I have the below query, which gives me the results I need. The problem is that the query runs for 6+ secs. My intention is to try and re-write the query to make it more efficient and use indexes where possible.
WITH available_cb_docs AS ( WITH available_daily_docs AS (
SELECT RAW td.DocNum
FROM tranData td
WHERE td.`$MdfdTmstmp` BETWEEN "{report_date}" and "{report_end_date}"
AND td.RteId = "{report_route}"
AND td.`$Type`="DailyReport"
UNION ALL
SELECT RAW mch.DocNum
FROM tranData td
UNNEST td.ActvCustOrdr AS mch
WHERE td.`$MdfdTmstmp` BETWEEN "{report_date}" and "{report_end_date}"
AND td.RteId = "{report_route}"
AND td.`$Type`="DailyReport"
)
SELECT DISTINCT raw DocNum
FROM tranData
WHERE DocNum IN (available_daily_docs)and `$MdfdTmstmp` between "{previous_date}" and "{report_end_date}") ,
available_daily_report_docs AS (
SELECT RAW td.DocNum
FROM tranData td
WHERE td.`$MdfdTmstmp` BETWEEN "{report_date}" AND "{report_end_date}"

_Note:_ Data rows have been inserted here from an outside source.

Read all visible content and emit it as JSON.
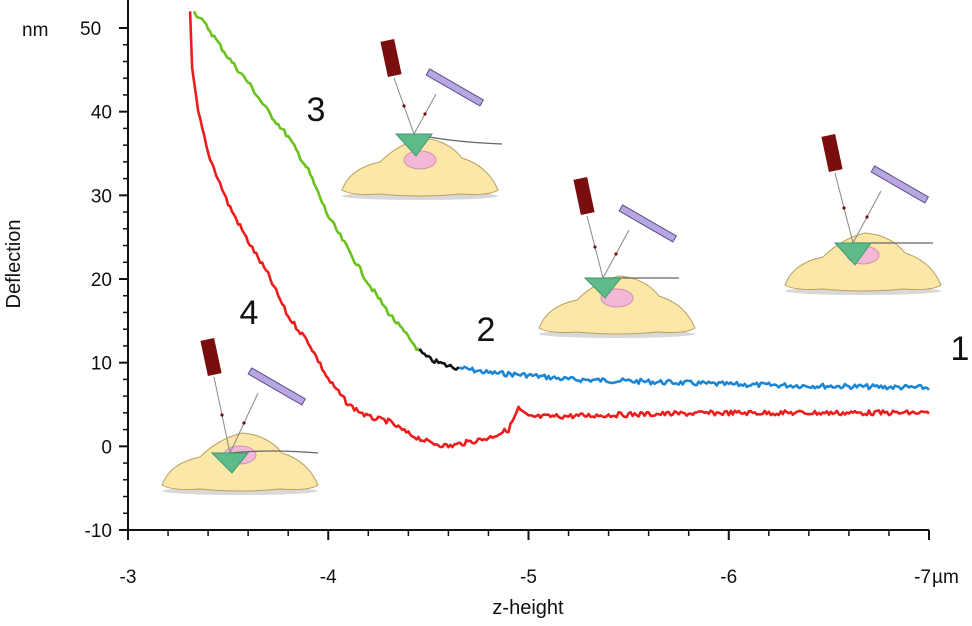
{
  "chart_data": {
    "type": "line",
    "xlabel": "z-height",
    "ylabel": "Deflection",
    "x_unit": "µm",
    "y_unit": "nm",
    "xlim": [
      -3,
      -7
    ],
    "ylim": [
      -10,
      50
    ],
    "x_ticks": [
      "-3",
      "-4",
      "-5",
      "-6",
      "-7"
    ],
    "y_ticks": [
      "-10",
      "0",
      "10",
      "20",
      "30",
      "40",
      "50"
    ],
    "grid": false,
    "series": [
      {
        "color": "#1a86d6",
        "role": "approach, non-contact",
        "points": [
          [
            -4.65,
            9.4
          ],
          [
            -4.8,
            8.8
          ],
          [
            -5.0,
            8.5
          ],
          [
            -5.2,
            8.0
          ],
          [
            -5.5,
            7.8
          ],
          [
            -6.0,
            7.4
          ],
          [
            -6.5,
            7.2
          ],
          [
            -7.0,
            7.0
          ]
        ]
      },
      {
        "color": "#111111",
        "role": "contact point",
        "points": [
          [
            -4.45,
            11.5
          ],
          [
            -4.5,
            10.5
          ],
          [
            -4.55,
            10.0
          ],
          [
            -4.6,
            9.6
          ],
          [
            -4.65,
            9.4
          ]
        ]
      },
      {
        "color": "#6ac21c",
        "role": "indentation",
        "points": [
          [
            -3.33,
            52.0
          ],
          [
            -3.4,
            50.0
          ],
          [
            -3.5,
            46.5
          ],
          [
            -3.6,
            43.5
          ],
          [
            -3.7,
            40.0
          ],
          [
            -3.8,
            37.0
          ],
          [
            -3.9,
            33.0
          ],
          [
            -4.0,
            27.5
          ],
          [
            -4.1,
            23.5
          ],
          [
            -4.2,
            19.5
          ],
          [
            -4.3,
            16.0
          ],
          [
            -4.45,
            11.5
          ]
        ]
      },
      {
        "color": "#ee1c1c",
        "role": "retraction",
        "points": [
          [
            -3.31,
            52.0
          ],
          [
            -3.32,
            45.0
          ],
          [
            -3.35,
            40.0
          ],
          [
            -3.4,
            35.0
          ],
          [
            -3.5,
            29.0
          ],
          [
            -3.6,
            24.5
          ],
          [
            -3.7,
            20.5
          ],
          [
            -3.8,
            15.5
          ],
          [
            -3.9,
            12.5
          ],
          [
            -4.0,
            8.0
          ],
          [
            -4.1,
            5.0
          ],
          [
            -4.2,
            3.5
          ],
          [
            -4.3,
            3.0
          ],
          [
            -4.4,
            1.5
          ],
          [
            -4.5,
            0.5
          ],
          [
            -4.6,
            0.0
          ],
          [
            -4.7,
            0.5
          ],
          [
            -4.8,
            1.0
          ],
          [
            -4.9,
            2.0
          ],
          [
            -4.95,
            4.5
          ],
          [
            -5.0,
            3.5
          ],
          [
            -5.5,
            3.8
          ],
          [
            -6.0,
            4.0
          ],
          [
            -6.5,
            4.0
          ],
          [
            -7.0,
            4.0
          ]
        ]
      }
    ],
    "annotations": [
      "1",
      "2",
      "3",
      "4"
    ],
    "illustration": "AFM cantilever above cell at each stage"
  }
}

AND td.RteId = "{report_route}"
AND td.`$Type`="DailyReport"
UNION ALL
SELECT RAW mch.DocNum
FROM tranData td
UNNEST td.ActvCustOrdr AS mch
WHERE td.`$MdfdTmstmp` BETWEEN "{report_date}" AND "{report_end_date}"
AND td.RteId = "{report_route}"
AND td.`$Type`="DailyReport"
)
SELECT array_symdiff(available_daily_report_docs, available_cb_docs) AS cust_order_missing_docs;
One of the things I want to do is replace the Union query with a Variable so it can be executed only one. The problem I run into is with the DocNum IN (available_daily_docs) part. For whatever reason, whenever there is an IN clause, Analytics does not want to pick the index defined on DocNum. If I do DocNum = "123", the index is used and response is in milliseconds. But if I do DocNum in ["123", "456"], it takes 6 secs and does not use the index.
Can you rewrite as follows without repeatedly scan of the data?
WITH available_report_docs AS (
SELECT td.DocNum, td.`$MdfdTmstmp` AS timestamp
FROM tranData td
WHERE td.`$MdfdTmstmp` BETWEEN "{report_date}" and "{report_end_date}"
AND td.RteId = "{report_route}"
AND td.`$Type`="DailyReport"
UNION ALL
SELECT mch.DocNum, td.`$MdfdTmstmp` AS timestamp
FROM tranData td
UNNEST td.ActvCustOrdr AS mch
WHERE td.`$MdfdTmstmp` BETWEEN "{report_date}" and "{report_end_date}"
AND td.RteId = "{report_route}"
AND td.`$Type`="DailyReport"
),
available_cb_docs AS ( SELECT DISTINCT RAW c.DocNum
FROM available_report_docs AS c
WHERE c.timestamp BETWEEN "{previous_date}" and "{report_end_date}"),
available_daily_report_docs AS ( SELECT DISTINCT RAW c.DocNum FROM available_report_docs AS c)
SELECT ARRAY_SYMDIFF(available_daily_report_docs, available_cb_docs) AS cust_order_missing_docs;
adjust based on which date is earliest {previous_date} or “{report_date}”
If Analytic supports EXCEPT see if works for you
...............
SELECT RAW c1.DocNum FROM available_report_docs AS c1
EXCEPT
SELECT RAW c.DocNum FROM available_report_docs AS c WHERE c.timestamp BETWEEN "{previous_date}" and "{report_end_date}"
Now, if I run the same query again with multiple items in the IN clause. I just copied the same route again in the IN
Select `$MdfdTmstmp`,meta().id from tranData where `$Type` = "DailyReport"
and `$MdfdTmstmp` > "2021-06-07" and RteId in ["91940","91940"]
limit 5;
Query ran for 10.15s and still got the 2 docs back. No index used. Happy to log a support ticket if that will help with the investigation. Bottom line for us is that I have never ever been able to get Analytics indexes to work with an IN clause.